Tuesday, October 03, 2017

The Tough Topics #46: The Oxford Comma

I use the Oxford comma wherever its omission could lead to an alternate reading, and omit it otherwise. You know where people run into trouble? Where their omission or inclusion of the Oxford comma is a point of principle, rather than a decision dependent entirely on content, context, and sense.

People who always omit it risk giving the reader two grammatically valid ways to read the statement. In contracts or in law, this can be fatal.

People who always include it run no risks in terms of the sense they wish to convey. But in using a comma where none is needed - where no alternate reading could arise from its omission - they risk seeming rule-bound, precious, given to stylistic affectations that serve no purpose. Adherent to a principle, without having any feel for its actual use or effect.

The Oxford comma, like every mark of punctuation, is a tool to direct meaning along the writer's desired path. Clarity demands its use where necessary. Elegance and simplicity would seduce us to omit it where its presence adds nothing. There are those who love and some who hate the Oxford comma, but the majority who simply omit it without thought do so out of an instinct for simplicity, and a dislike for needless flourish or ornament.

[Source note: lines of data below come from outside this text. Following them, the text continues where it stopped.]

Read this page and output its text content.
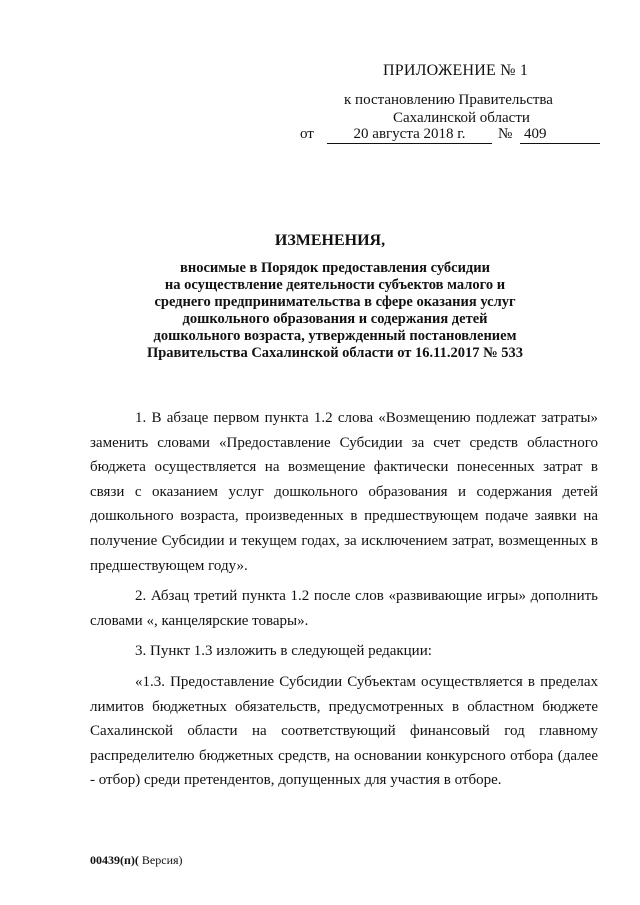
ПРИЛОЖЕНИЕ № 1
к постановлению Правительства
Сахалинской области
от	20 августа 2018 г.	№ 409
ИЗМЕНЕНИЯ,
вносимые в Порядок предоставления субсидии
на осуществление деятельности субъектов малого и
среднего предпринимательства в сфере оказания услуг
дошкольного образования и содержания детей
дошкольного возраста, утвержденный постановлением
Правительства Сахалинской области от 16.11.2017 № 533

1. В абзаце первом пункта 1.2 слова «Возмещению подлежат затраты» заменить словами «Предоставление Субсидии за счет средств областного бюджета осуществляется на возмещение фактически понесенных затрат в связи с оказанием услуг дошкольного образования и содержания детей дошкольного возраста, произведенных в предшествующем подаче заявки на получение Субсидии и текущем годах, за исключением затрат, возмещенных в предшествующем году».

2. Абзац третий пункта 1.2 после слов «развивающие игры» дополнить словами «, канцелярские товары».

3. Пункт 1.3 изложить в следующей редакции:

«1.3. Предоставление Субсидии Субъектам осуществляется в пределах лимитов бюджетных обязательств, предусмотренных в областном бюджете Сахалинской области на соответствующий финансовый год главному распределителю бюджетных средств, на основании конкурсного отбора (далее - отбор) среди претендентов, допущенных для участия в отборе.

00439(п)( Версия)
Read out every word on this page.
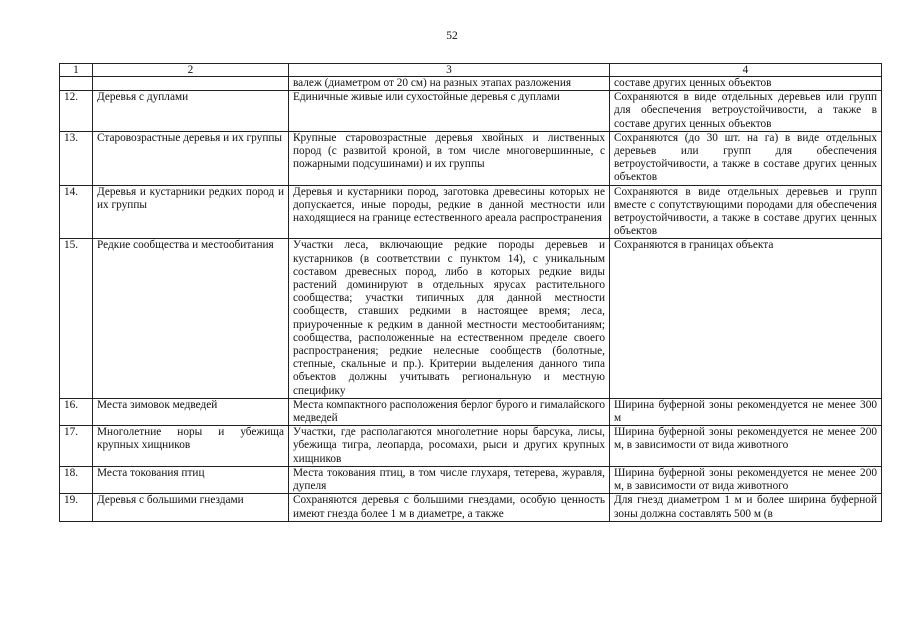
52
1	2	3	4
		валеж (диаметром от 20 см) на разных этапах разложения	составе других ценных объектов
12.	Деревья с дуплами	Единичные живые или сухостойные деревья с дуплами	Сохраняются в виде отдельных деревьев или групп для обеспечения ветроустойчивости, а также в составе других ценных объектов
13.	Старовозрастные деревья и их группы	Крупные старовозрастные деревья хвойных и лиственных пород (с развитой кроной, в том числе многовершинные, с пожарными подсушинами) и их группы	Сохраняются (до 30 шт. на га) в виде отдельных деревьев или групп для обеспечения ветроустойчивости, а также в составе других ценных объектов
14.	Деревья и кустарники редких пород и их группы	Деревья и кустарники пород, заготовка древесины которых не допускается, иные породы, редкие в данной местности или находящиеся на границе естественного ареала распространения	Сохраняются в виде отдельных деревьев и групп вместе с сопутствующими породами для обеспечения ветроустойчивости, а также в составе других ценных объектов
15.	Редкие сообщества и местообитания	Участки леса, включающие редкие породы деревьев и кустарников (в соответствии с пунктом 14), с уникальным составом древесных пород, либо в которых редкие виды растений доминируют в отдельных ярусах растительного сообщества; участки типичных для данной местности сообществ, ставших редкими в настоящее время; леса, приуроченные к редким в данной местности местообитаниям; сообщества, расположенные на естественном пределе своего распространения; редкие нелесные сообществ (болотные, степные, скальные и пр.). Критерии выделения данного типа объектов должны учитывать региональную и местную специфику	Сохраняются в границах объекта
16.	Места зимовок медведей	Места компактного расположения берлог бурого и гималайского медведей	Ширина буферной зоны рекомендуется не менее 300 м
17.	Многолетние норы и убежища крупных хищников	Участки, где располагаются многолетние норы барсука, лисы, убежища тигра, леопарда, росомахи, рыси и других крупных хищников	Ширина буферной зоны рекомендуется не менее 200 м, в зависимости от вида животного
18.	Места токования птиц	Места токования птиц, в том числе глухаря, тетерева, журавля, дупеля	Ширина буферной зоны рекомендуется не менее 200 м, в зависимости от вида животного
19.	Деревья с большими гнездами	Сохраняются деревья с большими гнездами, особую ценность имеют гнезда более 1 м в диаметре, а также	Для гнезд диаметром 1 м и более ширина буферной зоны должна составлять 500 м (в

But we can't lose sight of the controversy! Gratuitous use of the Oxford comma (where its omission could not possibly introduce ambiguity) DOES add something! It signals to the world "I'm Team Oxford Comma!" With all that that implies, and most of what it implies is good. I'm not Team Oxford Comma, but most of those people are pretty funny and great, and it's sweet and wonderful that so tiny a mark could say so much. An Aldis-lamp flash to the like-minded resistance.

The Oxford comma will never die. It will keep barging in where it's not needed, pointing proudly to where it sometimes is. And its opponents will omit it scrupulously, sometimes to the detriment of their case in court, more often to the hilarity of readers who spot the wild ambiguity unleashed. The Oxford comma is the only thing that can leash that beast. Do we need it? Yes.

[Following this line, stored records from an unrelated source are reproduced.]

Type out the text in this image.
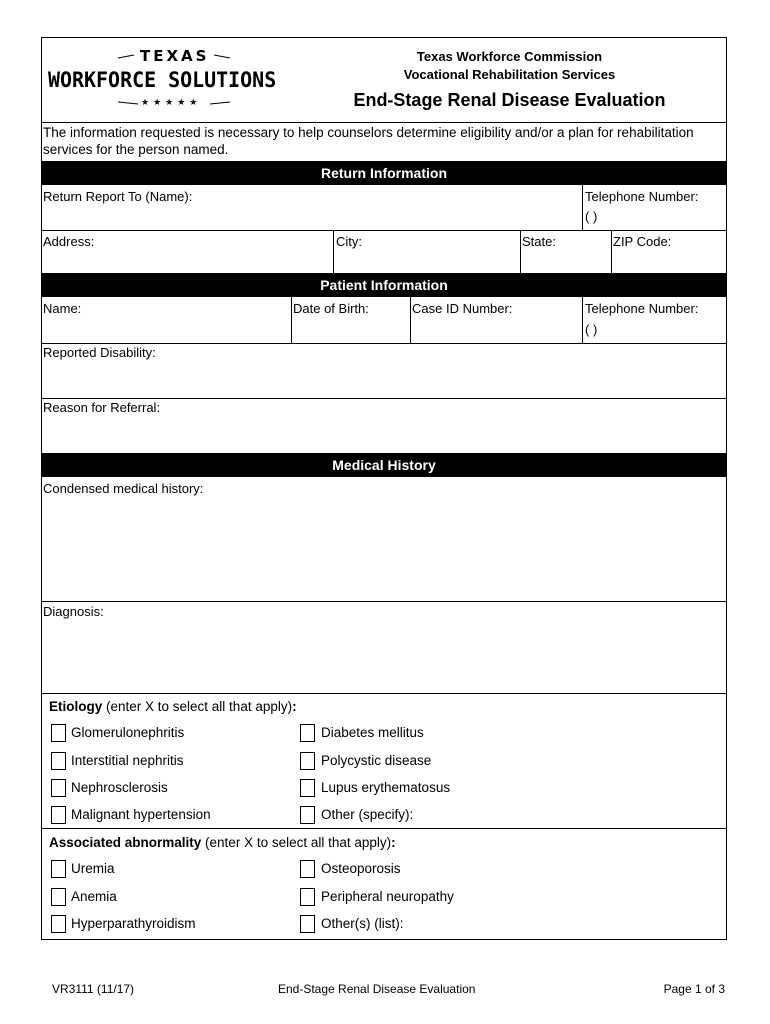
TEXAS
WORKFORCE SOLUTIONS
★★★★★
Texas Workforce Commission
Vocational Rehabilitation Services
End-Stage Renal Disease Evaluation
The information requested is necessary to help counselors determine eligibility and/or a plan for rehabilitation services for the person named.
Return Information
Return Report To (Name):	Telephone Number:
( )
Address:	City:	State:	ZIP Code:
Patient Information
Name:	Date of Birth:	Case ID Number:	Telephone Number:
( )
Reported Disability:
Reason for Referral:
Medical History
Condensed medical history:
Diagnosis:
Etiology (enter X to select all that apply):
Glomerulonephritis	Diabetes mellitus
Interstitial nephritis	Polycystic disease
Nephrosclerosis	Lupus erythematosus
Malignant hypertension	Other (specify):
Associated abnormality (enter X to select all that apply):
Uremia	Osteoporosis
Anemia	Peripheral neuropathy
Hyperparathyroidism	Other(s) (list):
VR3111 (11/17)	End-Stage Renal Disease Evaluation	Page 1 of 3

Do we need it all over the place? Probably not. But you ought to admit, it's a little bit cute.


Steph said...

I am happy to discover that this blog also has a random link. We've already talked about the Oxford Comma quite a bit, but I feel like this post deserves a comment. I love that a simple piece of punctuation can have so much personality. I generally try to avoid the Oxford Comma because I find it unnecessary in most cases, but I do love how it can inspire such passionate conversation about punctuation. It's a showy bit of punctuation,but it should be used sparingly (i.e. only when meaning would otherwise be confusing).

dogimo said...

Thank you so much for redrawing my attention to this piece! I love what I have to say here! All of that came completely out of nowhere, at the time.

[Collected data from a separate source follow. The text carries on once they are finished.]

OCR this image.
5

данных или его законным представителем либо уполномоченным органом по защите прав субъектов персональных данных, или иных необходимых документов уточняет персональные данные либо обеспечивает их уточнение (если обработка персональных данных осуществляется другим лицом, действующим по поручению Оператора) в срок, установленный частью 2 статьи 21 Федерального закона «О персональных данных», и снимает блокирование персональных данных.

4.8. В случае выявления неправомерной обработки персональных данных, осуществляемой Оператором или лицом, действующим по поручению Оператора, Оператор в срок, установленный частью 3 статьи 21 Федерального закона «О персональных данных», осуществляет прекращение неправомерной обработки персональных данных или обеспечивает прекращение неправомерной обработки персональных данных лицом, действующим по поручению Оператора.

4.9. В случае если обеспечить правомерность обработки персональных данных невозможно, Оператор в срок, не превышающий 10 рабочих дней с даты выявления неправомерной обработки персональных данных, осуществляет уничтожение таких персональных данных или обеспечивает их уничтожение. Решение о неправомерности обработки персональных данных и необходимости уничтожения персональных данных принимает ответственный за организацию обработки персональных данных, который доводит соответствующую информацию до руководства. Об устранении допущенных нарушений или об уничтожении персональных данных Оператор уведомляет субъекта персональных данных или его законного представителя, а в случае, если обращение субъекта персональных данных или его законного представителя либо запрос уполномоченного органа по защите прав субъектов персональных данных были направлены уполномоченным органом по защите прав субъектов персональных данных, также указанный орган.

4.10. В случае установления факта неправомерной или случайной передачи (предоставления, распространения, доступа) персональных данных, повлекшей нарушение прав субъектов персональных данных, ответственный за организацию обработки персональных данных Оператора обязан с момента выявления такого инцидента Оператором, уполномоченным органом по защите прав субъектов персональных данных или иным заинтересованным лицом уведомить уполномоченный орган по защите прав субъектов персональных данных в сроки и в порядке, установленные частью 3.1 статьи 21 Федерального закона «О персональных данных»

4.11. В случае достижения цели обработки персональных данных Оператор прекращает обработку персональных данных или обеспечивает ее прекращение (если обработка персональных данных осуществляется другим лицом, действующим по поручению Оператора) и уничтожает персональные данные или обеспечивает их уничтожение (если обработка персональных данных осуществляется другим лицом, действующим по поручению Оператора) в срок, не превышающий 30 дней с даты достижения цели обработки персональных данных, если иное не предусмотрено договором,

"Redrawing" is ugly and wrong there, I strongly feel. Yet to split an infinitive is easy and pleasant!

I have kept "redrawing" in, because I really do feel as if a recurrence of a drawing of attention has occurred, and how else can we say that bang-on? With a HYPHEN? Re-drawing. Redrawing.

I prefer the lack. It implies that there might be something called red rawing going on.

Yep! The Oxford Comma. I had a very well-formed and balanced stance on it without even knowing!

And thank you.

dogimo said...

Oooh, yes, the random button. A loaded blessing, here.

I have to warn you, by way of both caveat and apology, so much of this blog's past 2, 3 years (what there even is of it, anyway - pretty sparse) is just weird, contextless stridency ranting and ramping its way along a meandered and trampled path of the same one-to-three points covered one-to-three times each from gratuitously different angles. To judge from what's left of the road it took, a splattered mudsmear of improbably-elongated churned-under football gridiron where a little more effort could have made a wide and tidy Roman highway, you'd be excused for thinking some leviathanlike behemoth had juggernauted itself along its merry merry way leaving little to no evidence of art, craft, science or indeed, dignity in its passage. But no! It was just me.

Pity. Considering the glory that had gone before.